Anyway! It's been an intense week. And let's not talk about my friend Virginia ripping me a new one for not texting her from the ER, and Helen worried sick but also being so kind to visit my parents and making their day, a day before she left our home country (but she'll be back to meet me in July). It's funny she learned so much family gossip while being there visiting them, she was in the loop much more than me.
It's Father's Day in my home country today, so I called my dad. He was happy, he'd had a good day. My mom was happy too, and she'd met with her girlfriends (back from when they went to school together in the 50s!!!), which she rarely does. They've been having some of their children and grandchildren over lately, so they've been on a good streak. I think it's worth noting this. I wish my parents were always this happy.

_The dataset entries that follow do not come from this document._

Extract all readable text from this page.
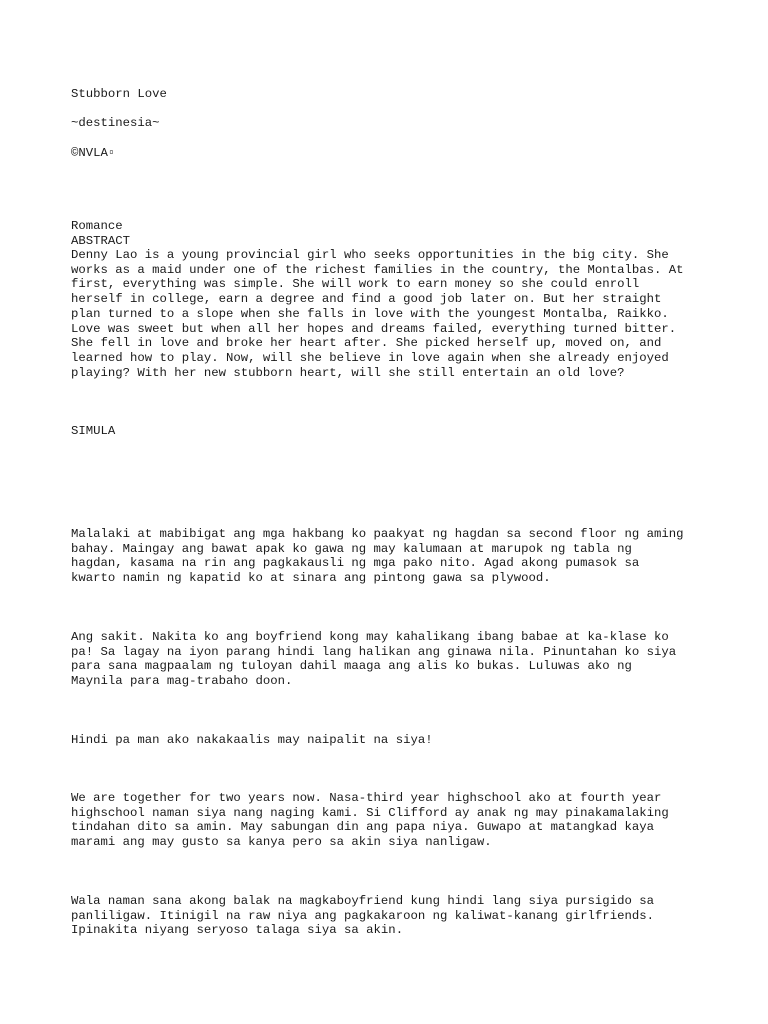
Stubborn Love

~destinesia~

©NVLA▫

Romance

ABSTRACT

Denny Lao is a young provincial girl who seeks opportunities in the big city. She
works as a maid under one of the richest families in the country, the Montalbas. At
first, everything was simple. She will work to earn money so she could enroll
herself in college, earn a degree and find a good job later on. But her straight
plan turned to a slope when she falls in love with the youngest Montalba, Raikko.
Love was sweet but when all her hopes and dreams failed, everything turned bitter.
She fell in love and broke her heart after. She picked herself up, moved on, and
learned how to play. Now, will she believe in love again when she already enjoyed
playing? With her new stubborn heart, will she still entertain an old love?

SIMULA

Malalaki at mabibigat ang mga hakbang ko paakyat ng hagdan sa second floor ng aming
bahay. Maingay ang bawat apak ko gawa ng may kalumaan at marupok ng tabla ng
hagdan, kasama na rin ang pagkakausli ng mga pako nito. Agad akong pumasok sa
kwarto namin ng kapatid ko at sinara ang pintong gawa sa plywood.

Ang sakit. Nakita ko ang boyfriend kong may kahalikang ibang babae at ka-klase ko
pa! Sa lagay na iyon parang hindi lang halikan ang ginawa nila. Pinuntahan ko siya
para sana magpaalam ng tuloyan dahil maaga ang alis ko bukas. Luluwas ako ng
Maynila para mag-trabaho doon.

Hindi pa man ako nakakaalis may naipalit na siya!

We are together for two years now. Nasa-third year highschool ako at fourth year
highschool naman siya nang naging kami. Si Clifford ay anak ng may pinakamalaking
tindahan dito sa amin. May sabungan din ang papa niya. Guwapo at matangkad kaya
marami ang may gusto sa kanya pero sa akin siya nanligaw.

Wala naman sana akong balak na magkaboyfriend kung hindi lang siya pursigido sa
panliligaw. Itinigil na raw niya ang pagkakaroon ng kaliwat-kanang girlfriends.
Ipinakita niyang seryoso talaga siya sa akin.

Aaaaand Andrew's contract with uni finally came through! We're still not entirely sure if he will get paid next week, per the payment calendar, but it's a done deal. He's officially employed by uni and will have all the benefits that have been denied to him for over a decade. And also we might be getting a car soon, but more on that as things develop. It just feels like things are finally coming together for us.
Moreover, I feel a bit like the Grinch with therapy and after this week. Like, lately my heart has been growing a few sizes.